3 p.m. working on multiple things at once is very exciting but very tiring at the same time, by now I’m as hungry as the wale from Disney’s Pinocchio. But I have no time to waste eating food. If there’s no leftovers, I grab instant noodles or cook something mundane … Pasta for example. At most I spend 10 minutes in lunch break before going back to work. Now, I’m back to more of game dev, meetings with my teammates over design choices or gameplay mechanics, engaging with discord community, and just doing like a billion things at once.

7 p.m. I’ve been practicing martial arts for over 10 years now, and I’m not ready to sacrifice it for game dev, so you know what that means … I have to drag my lazy butt off the chair and go training. Sometimes it’s just a 20 minutes jog other times it’s a hardcore martial arts training which leaves me too tired to train for at least 4 more days … I know, I’m an idiot.

9 p.m. ah, at last ... Dinner time. The way I planned my day is that after 9, I’m free of work, I get to do whatever I want, whether it be watching a series or playing a video game, or even practice my hobby of writing novels. But that, doesn’t happen very often. Usually, I finish dinner and get back to work. With the amount of tasks that needs to be finished, there’s really no time to be slacking off. Also there's no weekends ... It's work all day everyday! Though, I sometimes burnout and have to relax and that's when I don’t work after 9.

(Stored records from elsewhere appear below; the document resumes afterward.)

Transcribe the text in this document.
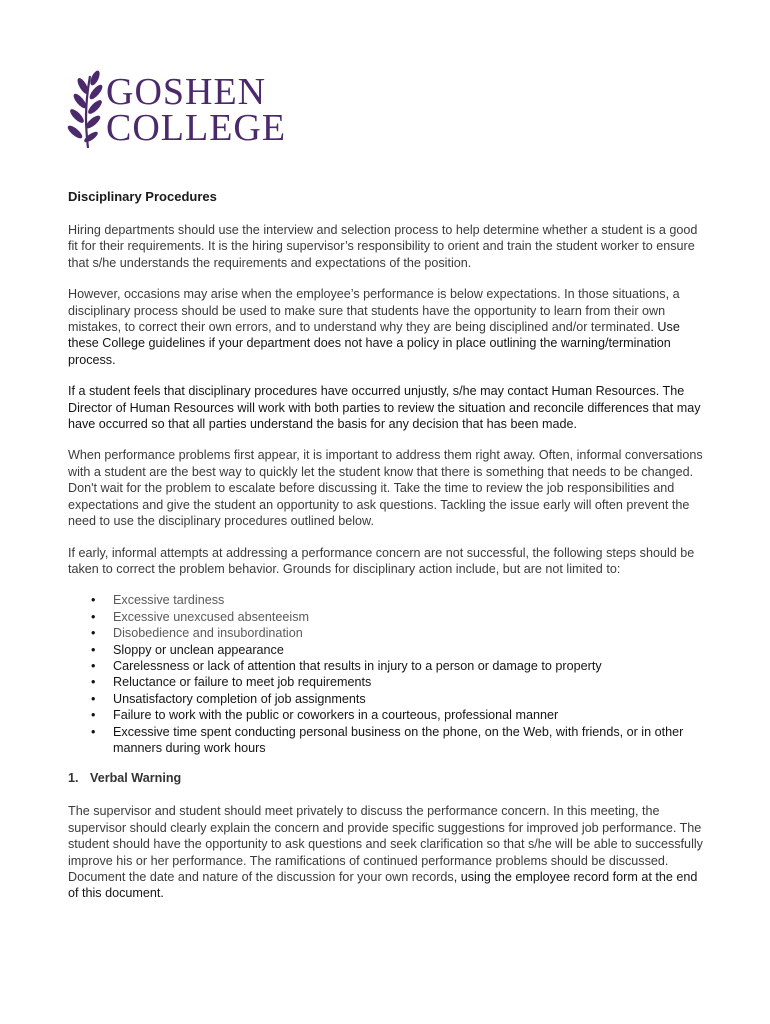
GOSHEN
COLLEGE
Disciplinary Procedures

Hiring departments should use the interview and selection process to help determine whether a student is a good fit for their requirements. It is the hiring supervisor’s responsibility to orient and train the student worker to ensure that s/he understands the requirements and expectations of the position.

However, occasions may arise when the employee’s performance is below expectations. In those situations, a disciplinary process should be used to make sure that students have the opportunity to learn from their own mistakes, to correct their own errors, and to understand why they are being disciplined and/or terminated. Use these College guidelines if your department does not have a policy in place outlining the warning/termination process.

If a student feels that disciplinary procedures have occurred unjustly, s/he may contact Human Resources. The Director of Human Resources will work with both parties to review the situation and reconcile differences that may have occurred so that all parties understand the basis for any decision that has been made.

When performance problems first appear, it is important to address them right away. Often, informal conversations with a student are the best way to quickly let the student know that there is something that needs to be changed. Don't wait for the problem to escalate before discussing it. Take the time to review the job responsibilities and expectations and give the student an opportunity to ask questions. Tackling the issue early will often prevent the need to use the disciplinary procedures outlined below.

If early, informal attempts at addressing a performance concern are not successful, the following steps should be taken to correct the problem behavior. Grounds for disciplinary action include, but are not limited to:

• Excessive tardiness
• Excessive unexcused absenteeism
• Disobedience and insubordination
• Sloppy or unclean appearance
• Carelessness or lack of attention that results in injury to a person or damage to property
• Reluctance or failure to meet job requirements
• Unsatisfactory completion of job assignments
• Failure to work with the public or coworkers in a courteous, professional manner
• Excessive time spent conducting personal business on the phone, on the Web, with friends, or in other manners during work hours
1. Verbal Warning

The supervisor and student should meet privately to discuss the performance concern. In this meeting, the supervisor should clearly explain the concern and provide specific suggestions for improved job performance. The student should have the opportunity to ask questions and seek clarification so that s/he will be able to successfully improve his or her performance. The ramifications of continued performance problems should be discussed. Document the date and nature of the discussion for your own records, using the employee record form at the end of this document.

1 a.m. It’s time to sleep, I’m getting up at 7 a.m. so I need to sleep now or my day will be ruined and I’ll totally mess my schedule.

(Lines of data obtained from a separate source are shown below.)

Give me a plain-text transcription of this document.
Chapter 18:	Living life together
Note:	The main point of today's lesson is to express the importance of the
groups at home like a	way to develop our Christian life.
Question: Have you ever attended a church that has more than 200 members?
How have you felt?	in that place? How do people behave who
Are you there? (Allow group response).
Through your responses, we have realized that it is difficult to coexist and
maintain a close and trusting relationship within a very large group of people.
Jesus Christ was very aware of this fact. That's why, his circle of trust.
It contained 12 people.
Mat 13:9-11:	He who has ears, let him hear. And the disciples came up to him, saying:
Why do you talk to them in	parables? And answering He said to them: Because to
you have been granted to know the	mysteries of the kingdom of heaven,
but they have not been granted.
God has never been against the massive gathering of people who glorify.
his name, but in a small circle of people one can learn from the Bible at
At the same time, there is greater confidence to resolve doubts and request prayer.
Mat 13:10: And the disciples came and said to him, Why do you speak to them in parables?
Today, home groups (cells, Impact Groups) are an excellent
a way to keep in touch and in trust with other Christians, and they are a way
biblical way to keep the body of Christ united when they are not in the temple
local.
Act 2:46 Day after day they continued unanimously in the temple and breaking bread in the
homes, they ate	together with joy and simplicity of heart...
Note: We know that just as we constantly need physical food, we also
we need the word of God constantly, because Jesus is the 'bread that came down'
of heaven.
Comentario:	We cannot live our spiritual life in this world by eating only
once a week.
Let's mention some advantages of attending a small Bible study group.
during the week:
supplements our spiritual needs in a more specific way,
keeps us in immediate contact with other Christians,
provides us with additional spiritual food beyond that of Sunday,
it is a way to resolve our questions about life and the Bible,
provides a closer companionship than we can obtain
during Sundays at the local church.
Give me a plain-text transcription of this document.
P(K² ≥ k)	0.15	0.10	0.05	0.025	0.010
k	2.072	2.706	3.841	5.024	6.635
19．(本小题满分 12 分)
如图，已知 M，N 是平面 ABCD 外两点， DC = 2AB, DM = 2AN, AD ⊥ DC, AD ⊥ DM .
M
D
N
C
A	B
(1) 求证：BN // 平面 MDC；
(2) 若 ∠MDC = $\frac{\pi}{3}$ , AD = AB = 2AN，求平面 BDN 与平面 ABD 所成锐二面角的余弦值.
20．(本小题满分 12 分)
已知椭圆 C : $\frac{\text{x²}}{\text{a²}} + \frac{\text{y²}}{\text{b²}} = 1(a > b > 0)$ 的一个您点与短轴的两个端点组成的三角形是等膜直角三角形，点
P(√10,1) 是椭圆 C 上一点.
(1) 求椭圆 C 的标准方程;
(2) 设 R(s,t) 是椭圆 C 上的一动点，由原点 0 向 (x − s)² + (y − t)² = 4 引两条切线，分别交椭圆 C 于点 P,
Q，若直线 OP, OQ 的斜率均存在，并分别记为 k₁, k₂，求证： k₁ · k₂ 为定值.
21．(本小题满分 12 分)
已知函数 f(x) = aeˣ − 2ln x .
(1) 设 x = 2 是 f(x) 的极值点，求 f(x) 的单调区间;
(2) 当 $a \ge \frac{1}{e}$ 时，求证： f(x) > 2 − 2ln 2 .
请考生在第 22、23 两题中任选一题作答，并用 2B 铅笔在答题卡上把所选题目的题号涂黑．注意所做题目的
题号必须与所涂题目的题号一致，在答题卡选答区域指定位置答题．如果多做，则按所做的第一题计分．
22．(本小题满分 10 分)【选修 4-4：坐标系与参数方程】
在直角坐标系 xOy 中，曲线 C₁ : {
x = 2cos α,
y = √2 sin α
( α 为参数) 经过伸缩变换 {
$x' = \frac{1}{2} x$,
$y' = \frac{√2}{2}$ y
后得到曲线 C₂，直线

Now, and after this brief stroll in my daily routine, you could safely say that my personal life is almost nonexistent. Of course that means no love life and hanging out with friends is minimized, because whenever I have time to spare, I’d rather spend it with my family (Parents and siblings). But for some reason … I’m enjoying this … the fact that I’m doing something new, something unique, and people are acknowledging it is very intriguing to me. The hope to give players a great game and connect with them and perhaps convey some of my emotions through the game is a dream come true and I'm sure that's how many of my fellow indie developers fee like too. So please, when you see an indie game, don’t compare it to AAA titles even with the all the new tech and game engines. And always put in mind that the developers has undergone tremendous amount of work and stress to produce something that is unique and creative. They have discarded the winning formula to experiment with new mechanics and ideas that no AAA studio dare to implement and they’ve found joy in doing so. And if you don’t play indie games, boy you’re missing out a lot!